3. Fairtrade accreditation is, by necessity, available only to registered businesses. Registering a business in most parts of Africa typically takes several months and lots of bribes. Therefore, Fairtrade schemes discriminate against new entrants to the market, and against poorer farms that operate as part of the 'informal' economy.
If you buy Fairtrade, you are discriminating in favour of farmers who already own land and capital, against workers who have nothing to sell but the sweat on their backs. You discriminate in favour of the already employed, and against the itinerant poor who can't be integrated into neat little collectives. You discriminate in favour of established, registered farms with government connections, and against newer, smaller farms that can't afford time or bribes. How is this just?
Given a choice between two otherwise-identical goods, I'd pay a premium for the one that's _not_ Fairtrade. I think it's the morally right thing to do. Won't the True Believers at Christian Aid and Ctrl Alt Shift at least admit it's an open question?

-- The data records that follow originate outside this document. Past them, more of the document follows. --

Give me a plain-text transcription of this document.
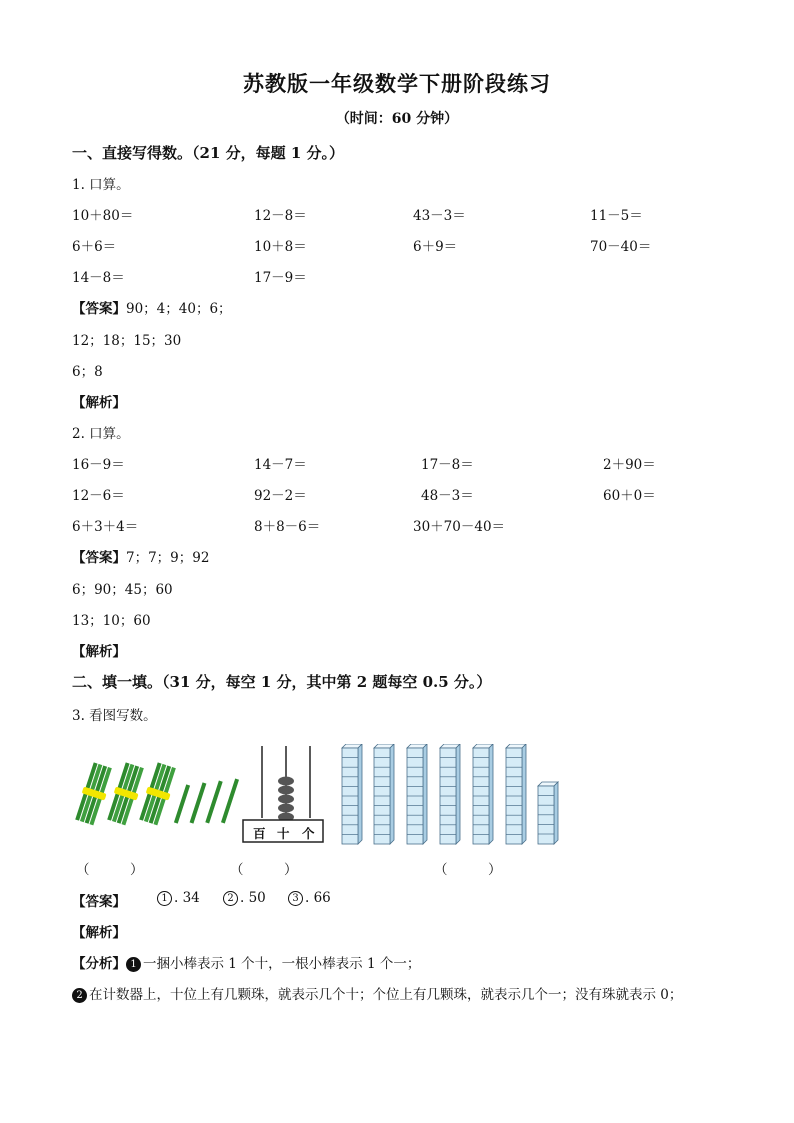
苏教版一年级数学下册阶段练习
（时间：60 分钟）
一、直接写得数。（21 分，每题 1 分。）
1. 口算。
10＋80＝	12－8＝	43－3＝	11－5＝
6＋6＝	10＋8＝	6＋9＝	70－40＝
14－8＝	17－9＝
【答案】90；4；40；6；
12；18；15；30
6；8
【解析】
2. 口算。
16－9＝	14－7＝	17－8＝	2＋90＝
12－6＝	92－2＝	48－3＝	60＋0＝
6＋3＋4＝	8＋8－6＝	30＋70－40＝
【答案】7；7；9；92
6；90；45；60
13；10；60
【解析】
二、填一填。（31 分，每空 1 分，其中第 2 题每空 0.5 分。）
3. 看图写数。
百 十 个
（　　　）	（　　　）	（　　　）
【答案】	1 . 34	2 . 50	3 . 66
【解析】
【分析】 1 一捆小棒表示 1 个十，一根小棒表示 1 个一；
2 在计数器上，十位上有几颗珠，就表示几个十；个位上有几颗珠，就表示几个一；没有珠就表示 0；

HT: Daniel Newman (via The Facebook)
5 comments:
I know some Christians who are coffee producers in Africa- they view fair trade coffee as a disadvantage to the poorest, and find it to be an immoral approach to business. I never really understood the reasons - and dont know if these are their reasons! Interesting...
Thanks, Pete. Very interesting.
There seem to be two distinct issues.
First, whether it is morally a good thing or a bad thing for consumers here to let suppliers know that they would prefer to buy products where a greater proportion of what they pay ends up in the pockets of the people labouring in the fields.
Second, there is the question about whether or not those organisations currently acting under the "Fair trade" banner are achieving that and are doing so in the most effective way.
Thanks, Dave. Yes. And also broarder economic concerns about the effect of giving one group of workers a rate above the market rate. E.g. what that does to other poor workers etc. Does it also discourage the workers in question from doing something genuinely economic etc.
I'm no economist myself (much of what the A-level taught me has been since lost), but it does seem like it might be another example of Christians jumping on the bandwagon of an idea that seems and sounds righteous without having actually done much thinking.